Movies focused on gambling seem to have a formula. A scrappy underdog wins a big pot and their life is changed forever. It doesn’t seem to even matter what game they’re playing. This is the biggest problem with Jake Johnson and Joe Swanberg’s “Win it All.” You’ll see the winning hand before it’s even dealt.   

That’s not to say “Win It All” is lacking in charm. Johnson plays an affable loser with a compulsive gambling problem. During the day, he’s a parking lot attendant outside Wrigley, getting paid cash under the table. Every night, he blows that cash in backroom, speakeasy poker games. His call to adventure comes in the form of a mob debt collector facing a prison sentence. The collector has a bag he needs stored. A bag he’s willing to pay ten grand to keep watch over. Johnson quickly finds out the bag is packed with stacks of cash. As expected, this is a lot like leaving your stash of pure Colombian blow with a class A junkie.
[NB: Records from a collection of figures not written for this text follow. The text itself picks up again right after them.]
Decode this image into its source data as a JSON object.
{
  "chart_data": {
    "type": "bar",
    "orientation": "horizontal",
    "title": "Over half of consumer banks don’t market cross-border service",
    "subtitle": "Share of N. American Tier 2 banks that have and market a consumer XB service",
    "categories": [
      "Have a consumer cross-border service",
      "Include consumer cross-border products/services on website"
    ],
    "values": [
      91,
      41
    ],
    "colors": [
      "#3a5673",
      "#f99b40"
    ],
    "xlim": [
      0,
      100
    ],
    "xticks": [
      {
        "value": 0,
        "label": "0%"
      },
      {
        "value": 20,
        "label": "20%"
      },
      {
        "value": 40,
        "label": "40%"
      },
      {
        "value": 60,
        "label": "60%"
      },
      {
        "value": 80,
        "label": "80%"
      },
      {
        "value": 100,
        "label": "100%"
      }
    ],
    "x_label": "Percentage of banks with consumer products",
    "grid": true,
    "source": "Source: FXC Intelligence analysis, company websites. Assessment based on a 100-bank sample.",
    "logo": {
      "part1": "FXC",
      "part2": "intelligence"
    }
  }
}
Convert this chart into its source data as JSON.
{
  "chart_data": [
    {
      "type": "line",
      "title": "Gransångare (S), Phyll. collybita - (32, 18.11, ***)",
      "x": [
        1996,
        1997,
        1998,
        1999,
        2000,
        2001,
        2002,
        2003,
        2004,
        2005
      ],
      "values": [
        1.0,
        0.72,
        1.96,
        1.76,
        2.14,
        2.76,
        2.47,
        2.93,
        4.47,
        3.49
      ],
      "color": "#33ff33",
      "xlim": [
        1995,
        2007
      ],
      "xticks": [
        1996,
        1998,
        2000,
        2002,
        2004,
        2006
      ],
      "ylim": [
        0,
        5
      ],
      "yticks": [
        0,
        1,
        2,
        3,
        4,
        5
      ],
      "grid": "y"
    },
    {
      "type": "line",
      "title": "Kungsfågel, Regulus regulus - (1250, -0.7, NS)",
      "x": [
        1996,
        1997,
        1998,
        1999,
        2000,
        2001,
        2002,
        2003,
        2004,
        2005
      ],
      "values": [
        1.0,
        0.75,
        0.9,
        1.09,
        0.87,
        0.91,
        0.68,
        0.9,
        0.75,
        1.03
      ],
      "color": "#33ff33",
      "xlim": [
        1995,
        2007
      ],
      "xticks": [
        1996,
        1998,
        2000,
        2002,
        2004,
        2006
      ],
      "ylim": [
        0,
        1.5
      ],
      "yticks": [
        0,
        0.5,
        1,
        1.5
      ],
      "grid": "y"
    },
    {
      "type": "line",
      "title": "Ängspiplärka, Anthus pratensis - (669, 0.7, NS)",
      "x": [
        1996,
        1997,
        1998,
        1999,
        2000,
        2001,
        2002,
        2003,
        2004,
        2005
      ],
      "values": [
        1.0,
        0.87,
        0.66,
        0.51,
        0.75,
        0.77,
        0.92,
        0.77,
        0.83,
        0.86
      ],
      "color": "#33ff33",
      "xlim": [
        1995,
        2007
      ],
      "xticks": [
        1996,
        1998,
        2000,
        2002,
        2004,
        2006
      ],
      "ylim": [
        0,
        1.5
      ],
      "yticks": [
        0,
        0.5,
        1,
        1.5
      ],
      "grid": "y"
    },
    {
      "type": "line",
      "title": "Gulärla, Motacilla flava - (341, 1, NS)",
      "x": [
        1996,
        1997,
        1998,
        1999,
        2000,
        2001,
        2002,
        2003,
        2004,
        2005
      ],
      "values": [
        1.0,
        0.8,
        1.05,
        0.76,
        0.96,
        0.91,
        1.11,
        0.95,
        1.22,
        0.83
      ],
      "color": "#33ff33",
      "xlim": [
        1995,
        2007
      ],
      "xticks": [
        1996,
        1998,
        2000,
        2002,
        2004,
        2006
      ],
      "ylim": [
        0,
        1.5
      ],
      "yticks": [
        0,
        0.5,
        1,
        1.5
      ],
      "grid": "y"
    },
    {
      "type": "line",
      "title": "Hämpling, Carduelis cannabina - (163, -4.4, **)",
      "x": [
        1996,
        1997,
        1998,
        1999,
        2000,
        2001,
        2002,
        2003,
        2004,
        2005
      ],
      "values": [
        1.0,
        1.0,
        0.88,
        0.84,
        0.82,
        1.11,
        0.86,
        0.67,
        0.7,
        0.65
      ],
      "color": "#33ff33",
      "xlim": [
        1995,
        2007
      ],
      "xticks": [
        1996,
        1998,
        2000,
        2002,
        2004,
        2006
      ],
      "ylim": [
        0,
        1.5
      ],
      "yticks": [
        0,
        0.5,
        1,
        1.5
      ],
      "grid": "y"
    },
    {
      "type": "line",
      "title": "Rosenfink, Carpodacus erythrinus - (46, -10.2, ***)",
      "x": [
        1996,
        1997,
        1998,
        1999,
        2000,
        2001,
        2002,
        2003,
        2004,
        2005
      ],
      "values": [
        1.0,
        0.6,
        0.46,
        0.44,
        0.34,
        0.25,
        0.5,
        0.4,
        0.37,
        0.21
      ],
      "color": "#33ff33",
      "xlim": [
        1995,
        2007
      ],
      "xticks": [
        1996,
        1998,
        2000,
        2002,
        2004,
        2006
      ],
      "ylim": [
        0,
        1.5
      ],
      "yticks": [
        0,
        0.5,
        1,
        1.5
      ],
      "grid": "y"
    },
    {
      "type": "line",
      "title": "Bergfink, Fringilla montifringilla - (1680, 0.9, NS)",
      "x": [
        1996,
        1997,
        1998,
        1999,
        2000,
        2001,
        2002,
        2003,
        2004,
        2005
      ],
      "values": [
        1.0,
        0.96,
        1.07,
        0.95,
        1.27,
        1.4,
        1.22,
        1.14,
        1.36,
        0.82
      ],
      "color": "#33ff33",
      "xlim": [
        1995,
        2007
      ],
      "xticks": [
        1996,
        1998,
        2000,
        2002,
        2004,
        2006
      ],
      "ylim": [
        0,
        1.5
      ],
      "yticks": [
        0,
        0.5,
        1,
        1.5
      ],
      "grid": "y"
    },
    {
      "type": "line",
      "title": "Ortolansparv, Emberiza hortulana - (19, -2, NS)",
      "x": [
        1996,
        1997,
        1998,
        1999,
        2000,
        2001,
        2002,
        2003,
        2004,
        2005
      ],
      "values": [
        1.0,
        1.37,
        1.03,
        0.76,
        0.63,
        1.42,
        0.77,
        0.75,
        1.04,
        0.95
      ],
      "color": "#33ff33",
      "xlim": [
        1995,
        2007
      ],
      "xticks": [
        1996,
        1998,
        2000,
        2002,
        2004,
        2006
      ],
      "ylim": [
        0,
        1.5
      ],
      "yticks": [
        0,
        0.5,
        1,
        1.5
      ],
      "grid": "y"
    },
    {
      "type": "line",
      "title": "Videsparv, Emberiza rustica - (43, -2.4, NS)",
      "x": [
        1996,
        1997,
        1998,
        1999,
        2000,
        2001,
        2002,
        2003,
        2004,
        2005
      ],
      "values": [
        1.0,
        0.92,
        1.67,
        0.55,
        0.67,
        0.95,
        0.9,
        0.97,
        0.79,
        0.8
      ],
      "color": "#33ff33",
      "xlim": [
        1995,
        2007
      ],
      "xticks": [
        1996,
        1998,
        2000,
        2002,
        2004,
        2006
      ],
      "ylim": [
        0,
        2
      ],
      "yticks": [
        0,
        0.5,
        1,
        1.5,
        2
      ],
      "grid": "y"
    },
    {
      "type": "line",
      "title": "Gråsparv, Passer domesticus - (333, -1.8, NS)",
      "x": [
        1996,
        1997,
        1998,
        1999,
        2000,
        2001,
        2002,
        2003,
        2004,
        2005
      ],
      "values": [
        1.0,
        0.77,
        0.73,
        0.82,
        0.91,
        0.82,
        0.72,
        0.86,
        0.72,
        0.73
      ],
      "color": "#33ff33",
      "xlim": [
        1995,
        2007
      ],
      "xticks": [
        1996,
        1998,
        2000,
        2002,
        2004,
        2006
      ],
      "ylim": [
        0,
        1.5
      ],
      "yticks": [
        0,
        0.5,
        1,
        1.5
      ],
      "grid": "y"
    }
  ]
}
Johnson has a decent set of comedic chops. The spectrum of his performance swings between angry exasperation and joyful relief. Johnson is also flanked by two veterans from the sketch comedy world, Keegan Michael Key and Joe Lo Truglio. I love seeing Key in just about anything, but I doubt he spent more than two days on set for this. Lo Truglio on the other hand landed the meaty role of Johnson’s comedically mundane brother. It’s the kind role he’s expertly played since starring on “The State.” Some of the funniest scenes revolve around Johnson and the lesser known supporting cast. Steve Berg, who absolutely kills on Idiotsitter, Arthur Agee, of Hoop Dreams fame, and newcomer Nicky Excitement do yeoman’s work as Johnson’s dimwitted pals. Aislinn Derbez does a fine job as the obligatory love interest. At times, her story felt shoehorned in, but she does her best with what she’s given.

The movie has a grittier look, both in film quality and setting. The digital cinematography gives it a little bit of a student film feel, but it matches the general aesthetic of the film. The Chicago locations all look a little rundown. It isn’t all highrises and shots of the Sears Tower (or whatever they’re calling it now.) We mostly see blue collar neighborhoods that could easily pass for anywhere someone might work in a factory. The most distinctly Chicago thing in the whole movie is seeing people happily throwing back Old Styles.

Overall, it’s a decent flick. A little formulaic, but that comes with the genre. Count this as another success for Swanberg. After directing episodes of “Love” and “Easy,” he’s put together a decent string of collaborations with Netflix.  One reason the script Johnson helped penned works is that it forgoes the normal trope of cartoonish villains. It was nice to not see an inarticulate clone of Malkovich’s character from “Rounders.” Johnson’s greatest adversaries are his own stupidity and willingness to succumb to addiction. The emotional stakes are a little lower, but it still rakes in a nice pot in the end.